In the recording, released Friday by TMZ, the 80-year-old Sterling, who acquired the Clippers in 1981 and was the subject of a discrimination lawsuit in 2009 filed by then-executive Elgin Baylor, is heard telling Stiviano not to “broadcast that you’re associating with black people… You can sleep with them. You can bring them in, you can do whatever you want. The little I ask you is not to promote it… and not to bring them to my games.”

Sterling’s rant was apparently a reaction to a picture Stiviano posted on Instagram of herself with Hall of Famer Magic Johnson at a recent game. On Sunday, Deadspin published an extended audio recording, in which Stiviano asks Sterling, “Do you know that you have a whole team that’s black, that plays for you?” Sterling responds, “I support them and give them food, and clothes, and cars, and houses.”

Johnson was one of the first to react, saying that Sterling should be forced to to sell the team immediately, a sentiment that was echoed by fellow HoFers and current TNT analysts Charles Barkley and Shaquille O’Neal, as well as current Bobcats owner Michael Jordan. As for the Clippers themselves, team president Andy Roeser released a statement casting doubt on the authenticity of the recording, while the head coach, former Celtic Doc Rivers, said that the players did contemplate a boycott ahead of Sunday’s game 4 at Golden State, which the Warriors won comfortably, 118-97.
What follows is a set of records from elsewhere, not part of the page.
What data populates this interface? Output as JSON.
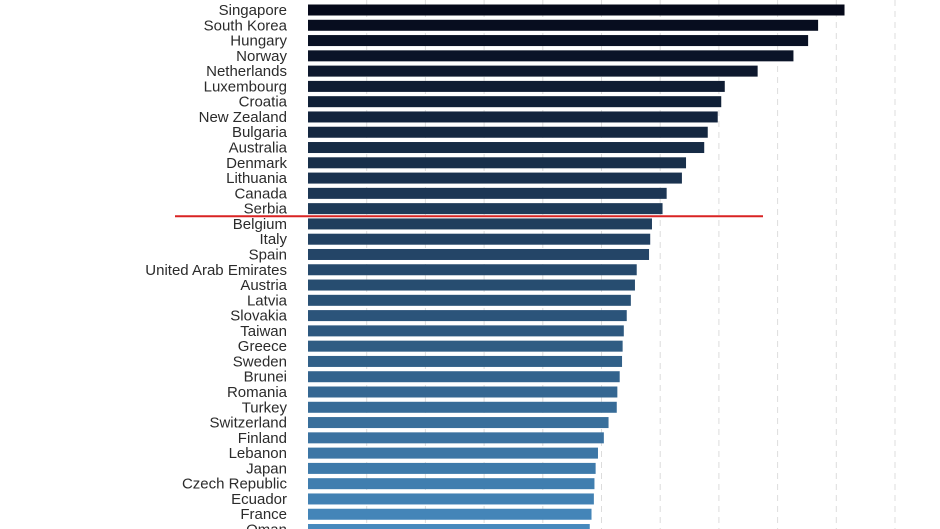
{
  "chart_data": {
    "type": "bar",
    "orientation": "horizontal",
    "title": "",
    "xlabel": "",
    "ylabel": "",
    "xlim": [
      0,
      100
    ],
    "grid": true,
    "legend": "none",
    "color_scale": [
      "#05091a",
      "#4689bd"
    ],
    "reference_line": {
      "after_category": "Serbia",
      "color": "#d92323"
    },
    "categories": [
      "Singapore",
      "South Korea",
      "Hungary",
      "Norway",
      "Netherlands",
      "Luxembourg",
      "Croatia",
      "New Zealand",
      "Bulgaria",
      "Australia",
      "Denmark",
      "Lithuania",
      "Canada",
      "Serbia",
      "Belgium",
      "Italy",
      "Spain",
      "United Arab Emirates",
      "Austria",
      "Latvia",
      "Slovakia",
      "Taiwan",
      "Greece",
      "Sweden",
      "Brunei",
      "Romania",
      "Turkey",
      "Switzerland",
      "Finland",
      "Lebanon",
      "Japan",
      "Czech Republic",
      "Ecuador",
      "France",
      "Oman"
    ],
    "values": [
      91.4,
      86.9,
      85.2,
      82.7,
      76.6,
      71.0,
      70.4,
      69.8,
      68.1,
      67.5,
      64.4,
      63.7,
      61.1,
      60.4,
      58.6,
      58.3,
      58.1,
      56.0,
      55.7,
      55.0,
      54.3,
      53.8,
      53.6,
      53.5,
      53.1,
      52.7,
      52.6,
      51.2,
      50.4,
      49.4,
      49.0,
      48.8,
      48.7,
      48.3,
      48.0
    ]
  }
}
Ultimately, the Clippers players, among them current Players Association president Chris Paul, staged a silent protest, dropping their warmup jackets on the court and wearing t-shirts inside-out so as to not show the team logo prior to the game. The repercussions for the franchise could be greater: on Monday morning, unconfirmed reports surfaced that State Farm Insurance had withdrawn its sponsorship of the team. Anecdotally, the Village People have demanded that their 1978 hit “Y.M.C.A.” not be played at the Staples Center during Clippers games anymore.
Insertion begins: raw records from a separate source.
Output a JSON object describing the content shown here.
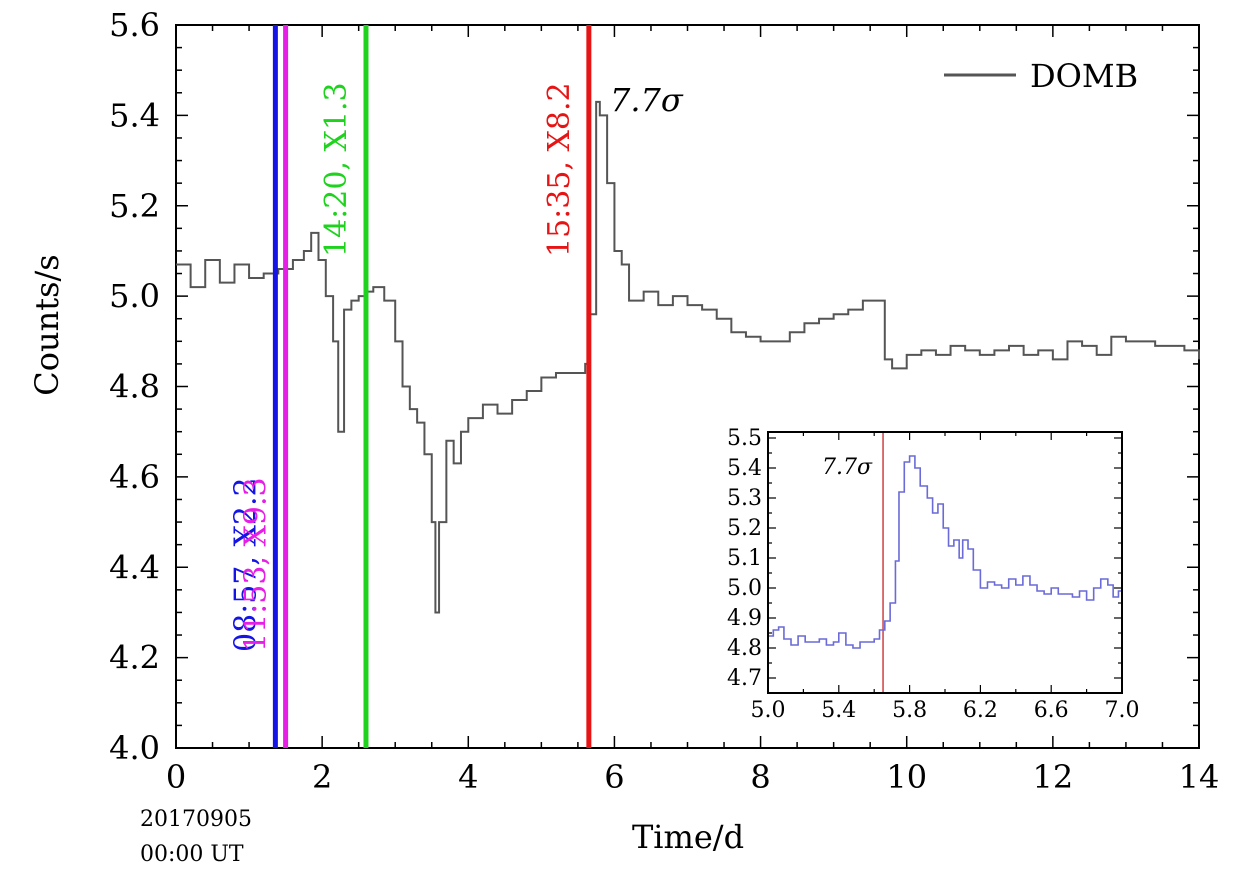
{
  "chart_data": {
    "type": "line",
    "title": "",
    "xlabel": "Time/d",
    "ylabel": "Counts/s",
    "xlim": [
      0,
      14
    ],
    "ylim": [
      4.0,
      5.6
    ],
    "xticks": [
      "0",
      "2",
      "4",
      "6",
      "8",
      "10",
      "12",
      "14"
    ],
    "yticks": [
      "4.0",
      "4.2",
      "4.4",
      "4.6",
      "4.8",
      "5.0",
      "5.2",
      "5.4",
      "5.6"
    ],
    "epoch_label": [
      "20170905",
      "00:00 UT"
    ],
    "legend": {
      "label": "DOMB",
      "position": "top-right"
    },
    "series": [
      {
        "name": "DOMB",
        "style": "step",
        "color": "#555555",
        "points": [
          [
            0.0,
            5.07
          ],
          [
            0.2,
            5.02
          ],
          [
            0.4,
            5.08
          ],
          [
            0.6,
            5.03
          ],
          [
            0.8,
            5.07
          ],
          [
            1.0,
            5.04
          ],
          [
            1.2,
            5.05
          ],
          [
            1.4,
            5.06
          ],
          [
            1.6,
            5.08
          ],
          [
            1.75,
            5.1
          ],
          [
            1.85,
            5.14
          ],
          [
            1.95,
            5.08
          ],
          [
            2.05,
            5.0
          ],
          [
            2.15,
            4.9
          ],
          [
            2.22,
            4.7
          ],
          [
            2.3,
            4.97
          ],
          [
            2.4,
            4.99
          ],
          [
            2.5,
            5.0
          ],
          [
            2.6,
            5.01
          ],
          [
            2.7,
            5.02
          ],
          [
            2.85,
            4.99
          ],
          [
            3.0,
            4.9
          ],
          [
            3.1,
            4.8
          ],
          [
            3.2,
            4.75
          ],
          [
            3.3,
            4.72
          ],
          [
            3.4,
            4.65
          ],
          [
            3.5,
            4.5
          ],
          [
            3.55,
            4.3
          ],
          [
            3.6,
            4.5
          ],
          [
            3.7,
            4.68
          ],
          [
            3.8,
            4.63
          ],
          [
            3.9,
            4.7
          ],
          [
            4.0,
            4.73
          ],
          [
            4.2,
            4.76
          ],
          [
            4.4,
            4.74
          ],
          [
            4.6,
            4.77
          ],
          [
            4.8,
            4.79
          ],
          [
            5.0,
            4.82
          ],
          [
            5.2,
            4.83
          ],
          [
            5.4,
            4.83
          ],
          [
            5.6,
            4.85
          ],
          [
            5.65,
            4.96
          ],
          [
            5.75,
            5.43
          ],
          [
            5.8,
            5.4
          ],
          [
            5.9,
            5.25
          ],
          [
            6.0,
            5.1
          ],
          [
            6.1,
            5.07
          ],
          [
            6.2,
            4.99
          ],
          [
            6.4,
            5.01
          ],
          [
            6.6,
            4.98
          ],
          [
            6.8,
            5.0
          ],
          [
            7.0,
            4.98
          ],
          [
            7.2,
            4.97
          ],
          [
            7.4,
            4.95
          ],
          [
            7.6,
            4.92
          ],
          [
            7.8,
            4.91
          ],
          [
            8.0,
            4.9
          ],
          [
            8.2,
            4.9
          ],
          [
            8.4,
            4.92
          ],
          [
            8.6,
            4.94
          ],
          [
            8.8,
            4.95
          ],
          [
            9.0,
            4.96
          ],
          [
            9.2,
            4.97
          ],
          [
            9.4,
            4.99
          ],
          [
            9.6,
            4.99
          ],
          [
            9.7,
            4.86
          ],
          [
            9.8,
            4.84
          ],
          [
            10.0,
            4.87
          ],
          [
            10.2,
            4.88
          ],
          [
            10.4,
            4.87
          ],
          [
            10.6,
            4.89
          ],
          [
            10.8,
            4.88
          ],
          [
            11.0,
            4.87
          ],
          [
            11.2,
            4.88
          ],
          [
            11.4,
            4.89
          ],
          [
            11.6,
            4.87
          ],
          [
            11.8,
            4.88
          ],
          [
            12.0,
            4.86
          ],
          [
            12.2,
            4.9
          ],
          [
            12.4,
            4.89
          ],
          [
            12.6,
            4.87
          ],
          [
            12.8,
            4.91
          ],
          [
            13.0,
            4.9
          ],
          [
            13.2,
            4.9
          ],
          [
            13.4,
            4.89
          ],
          [
            13.6,
            4.89
          ],
          [
            13.8,
            4.88
          ],
          [
            14.0,
            4.86
          ]
        ]
      }
    ],
    "event_lines": [
      {
        "x": 1.36,
        "color": "#1414e6",
        "label": "08:57, X2.2"
      },
      {
        "x": 1.5,
        "color": "#e61ee6",
        "label": "11:53, X9.3"
      },
      {
        "x": 2.6,
        "color": "#1ed21e",
        "label": "14:20, X1.3"
      },
      {
        "x": 5.65,
        "color": "#e61414",
        "label": "15:35, X8.2"
      }
    ],
    "annotations": [
      {
        "text": "7.7σ",
        "x": 5.95,
        "y": 5.43
      }
    ],
    "inset": {
      "type": "line",
      "xlim": [
        5.0,
        7.0
      ],
      "ylim": [
        4.65,
        5.52
      ],
      "xticks": [
        "5.0",
        "5.4",
        "5.8",
        "6.2",
        "6.6",
        "7.0"
      ],
      "yticks": [
        "4.7",
        "4.8",
        "4.9",
        "5.0",
        "5.1",
        "5.2",
        "5.3",
        "5.4",
        "5.5"
      ],
      "annotation": "7.7σ",
      "marker_x": 5.65,
      "marker_color": "#d04040",
      "series_color": "#6a6ad8",
      "points": [
        [
          5.0,
          4.84
        ],
        [
          5.03,
          4.86
        ],
        [
          5.06,
          4.87
        ],
        [
          5.09,
          4.83
        ],
        [
          5.13,
          4.81
        ],
        [
          5.17,
          4.84
        ],
        [
          5.21,
          4.82
        ],
        [
          5.25,
          4.82
        ],
        [
          5.29,
          4.83
        ],
        [
          5.33,
          4.81
        ],
        [
          5.37,
          4.82
        ],
        [
          5.4,
          4.85
        ],
        [
          5.44,
          4.81
        ],
        [
          5.48,
          4.8
        ],
        [
          5.52,
          4.82
        ],
        [
          5.56,
          4.82
        ],
        [
          5.6,
          4.83
        ],
        [
          5.63,
          4.86
        ],
        [
          5.66,
          4.89
        ],
        [
          5.69,
          4.95
        ],
        [
          5.72,
          5.09
        ],
        [
          5.74,
          5.32
        ],
        [
          5.77,
          5.42
        ],
        [
          5.8,
          5.44
        ],
        [
          5.83,
          5.4
        ],
        [
          5.86,
          5.34
        ],
        [
          5.9,
          5.3
        ],
        [
          5.93,
          5.25
        ],
        [
          5.96,
          5.28
        ],
        [
          5.99,
          5.2
        ],
        [
          6.02,
          5.14
        ],
        [
          6.05,
          5.16
        ],
        [
          6.08,
          5.1
        ],
        [
          6.1,
          5.16
        ],
        [
          6.13,
          5.13
        ],
        [
          6.16,
          5.06
        ],
        [
          6.2,
          5.0
        ],
        [
          6.24,
          5.02
        ],
        [
          6.28,
          5.01
        ],
        [
          6.32,
          5.0
        ],
        [
          6.36,
          5.03
        ],
        [
          6.4,
          5.01
        ],
        [
          6.44,
          5.04
        ],
        [
          6.48,
          5.01
        ],
        [
          6.52,
          4.99
        ],
        [
          6.56,
          4.98
        ],
        [
          6.6,
          5.0
        ],
        [
          6.64,
          4.98
        ],
        [
          6.68,
          4.98
        ],
        [
          6.72,
          4.97
        ],
        [
          6.76,
          4.99
        ],
        [
          6.8,
          4.96
        ],
        [
          6.84,
          5.0
        ],
        [
          6.88,
          5.03
        ],
        [
          6.92,
          5.01
        ],
        [
          6.95,
          4.97
        ],
        [
          6.98,
          4.99
        ],
        [
          7.0,
          4.99
        ]
      ]
    }
  }
}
Among members of the Celtics, guard Jerryd Bayless was the first to take to Twitter. Bayless, an impending free agent, said he wouldn’t play for the Clippers as long as Sterling remains the owner:

On Sunday, The Boston Globe‘s Gary Washburn relayed the contents of an email from Celtics CEO Wyc Grousbeck, which read in part: “[NBA commissioner] Adam Silver is leading the NBA response to the alleged comments. I will say that what I heard on that tape goes against everything the Celtics stand for and our ownership, players, coaches and fans reject it.”
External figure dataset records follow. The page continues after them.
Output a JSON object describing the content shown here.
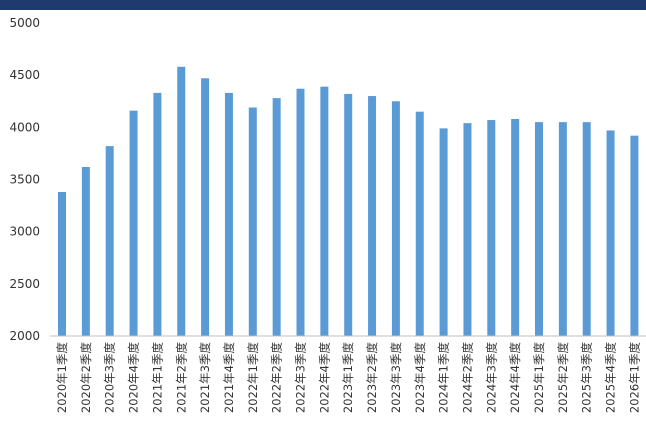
{
  "colors": {
    "header_bar": "#1f3b6e",
    "bar": "#5b9bd5"
  },
  "chart_data": {
    "type": "bar",
    "title": "",
    "xlabel": "",
    "ylabel": "",
    "ylim": [
      2000,
      5000
    ],
    "yticks": [
      2000,
      2500,
      3000,
      3500,
      4000,
      4500,
      5000
    ],
    "grid": false,
    "legend": "none",
    "categories": [
      "2020年1季度",
      "2020年2季度",
      "2020年3季度",
      "2020年4季度",
      "2021年1季度",
      "2021年2季度",
      "2021年3季度",
      "2021年4季度",
      "2022年1季度",
      "2022年2季度",
      "2022年3季度",
      "2022年4季度",
      "2023年1季度",
      "2023年2季度",
      "2023年3季度",
      "2023年4季度",
      "2024年1季度",
      "2024年2季度",
      "2024年3季度",
      "2024年4季度",
      "2025年1季度",
      "2025年2季度",
      "2025年3季度",
      "2025年4季度",
      "2026年1季度"
    ],
    "values": [
      3380,
      3620,
      3820,
      4160,
      4330,
      4580,
      4470,
      4330,
      4190,
      4280,
      4370,
      4390,
      4320,
      4300,
      4250,
      4150,
      3990,
      4040,
      4070,
      4080,
      4050,
      4050,
      4050,
      3970,
      3920
    ]
  }
}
Former Celtic and current broadcaster Cedric Maxwell also spoke with the Globe, saying that “this is [Silver's] first real test and his first true statement… You have to put Donald Sterling in check and that team has to be sold.”

It is unclear at this point whether the NBA can, legally, force Sterling to sell, but given the Clippers owner’s well-known litigious nature, the only safe bet is that we’re nowhere near the end of this story.